パミラ:サミュエル・リチャードソン

筑摩世界文学大系 (21)

リチャードソンの「パミラ」はパミラが両親に宛てた書簡を編集した形式になっている。かかれた時間が作中の時間のそれぞれの切断面であり、また書かれた時点での正直さはもちろん保障されている。手紙はパミラが仕える「ご主人」に読まれることも、また両親に読まれることも、またそれ以外の人物に知られることもある。ご主人がパミラを妾にしたいという欲望を捨て、彼女を妻にするのもパミラの本書そのものを為す手紙を読むからで、言うまでも無いけれども、ここでは書簡の教育効果が予期されている。

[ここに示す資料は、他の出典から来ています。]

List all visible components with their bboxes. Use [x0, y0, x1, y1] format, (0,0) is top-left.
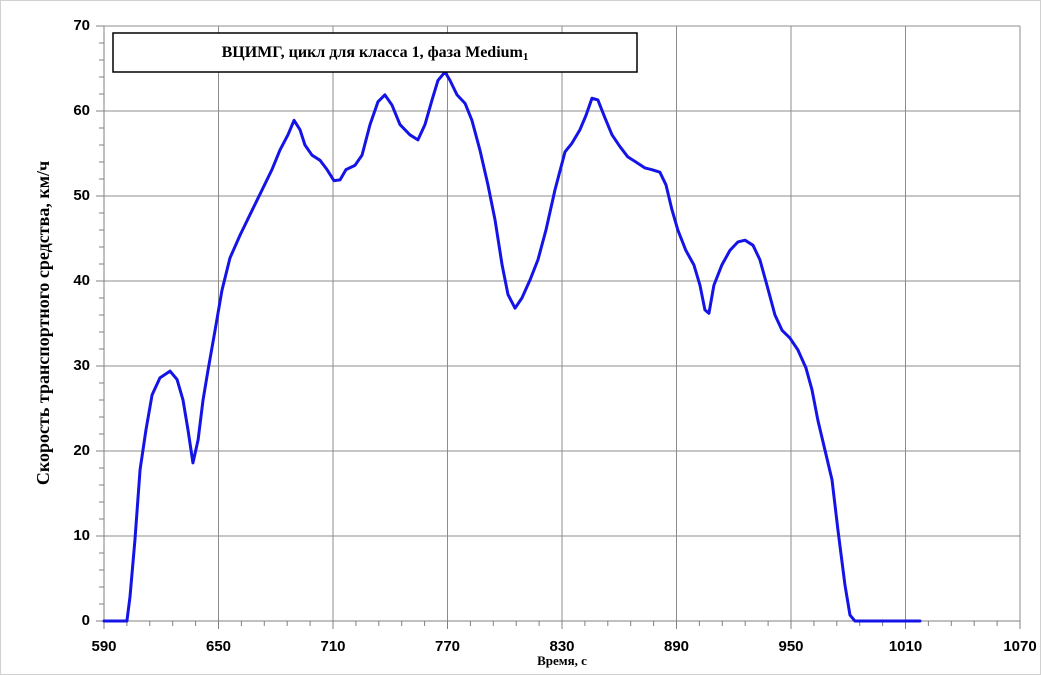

パミラは心理小説としても優れている。またその他の歴史的価値においてとくに優れているといわれる。(おそらく本来は、教育小説)それは解説にもあるように、<英国小説の父>とよばれたり、ヘンリー・フィールディングに単純ではないもののライバルとして影響を与えたことによって、私たちはしることができる。ともあれ、そういったことは本国のwikipediaが詳しかったので、それを挙げておく
Samuel Richardson - Wikipedia
Pamela; or, Virtue Rewarded - Wikipedia
ストーリーは非常に単純で、白雪姫を想像してもらえれば、異同はあるものの、簡単さに逸脱するほどは外れない。教育小説であり、教訓をもたらすものであるからには、その背後の道徳を知る事が必要だと思うが、それは恐らくもはや通用しないものとなっている。
翻訳された解説において、リチャードソンにおいて「徳」とはなにより公共のものである、といわれるが、もちろん、徳は示しうるもので無ければならない。ディヴィッド・ディシスはつまり、神との関係において徳を内的に実践するのでなく、公的な社会生活のうちで示されねばならない、といっているのだった。それは規範なので、状況に合った様々なタイプが必要となる。そのため大勢の人物がそれぞれの功利に従って行動し(パミラ、ご主人(mr.B-)、ジャーヴィス夫人、ロングマン爺、ゴッドフリー嬢、アンドルーズ夫妻、ウィリアムズ牧師、ディヴァーズ婦人)それぞれが教育的な効果を挙げるのだけれども、そのなかで他の人物の徳(と不徳)はは行動として提示されるに留まるのに、パミラの場合は手紙において内面の徳が書かれている。パミラは、両親に宛てた書簡において、心理的な規範を示している。なぜかといえば、貞節さは、心の徳である。それは行動においては示されない。Mr.B-は、パメラの書簡を読み、改心するのだし、それ以前はパメラの事を何とか籠絡しようとしていたのだから。
手紙においては、内面はそのまま顕れ、それを伝えることができる。この伝達可能性こそが「意識の流れ」など後の個人化された作品群とパメラを分けるところである、と解説に言われている。それは内面の外面化ともいえ、それが個人をどこかで損なっていることは、間違いないだろう。パミラは両親(アンドルーズ夫妻)によりその道徳観を教えられたのだし、そのため幸せになるとしても、我々からは少し遠く映る。もちろん私たちにパミラの道徳をあれこれいう資格が無いにしても。
本書の出版は1740年。ちょうど270年が経ち、このような長い小説は読まれなくなった。当時、本書はベストセラーとなり、様々な、今で言う「二次創作」が生まれた。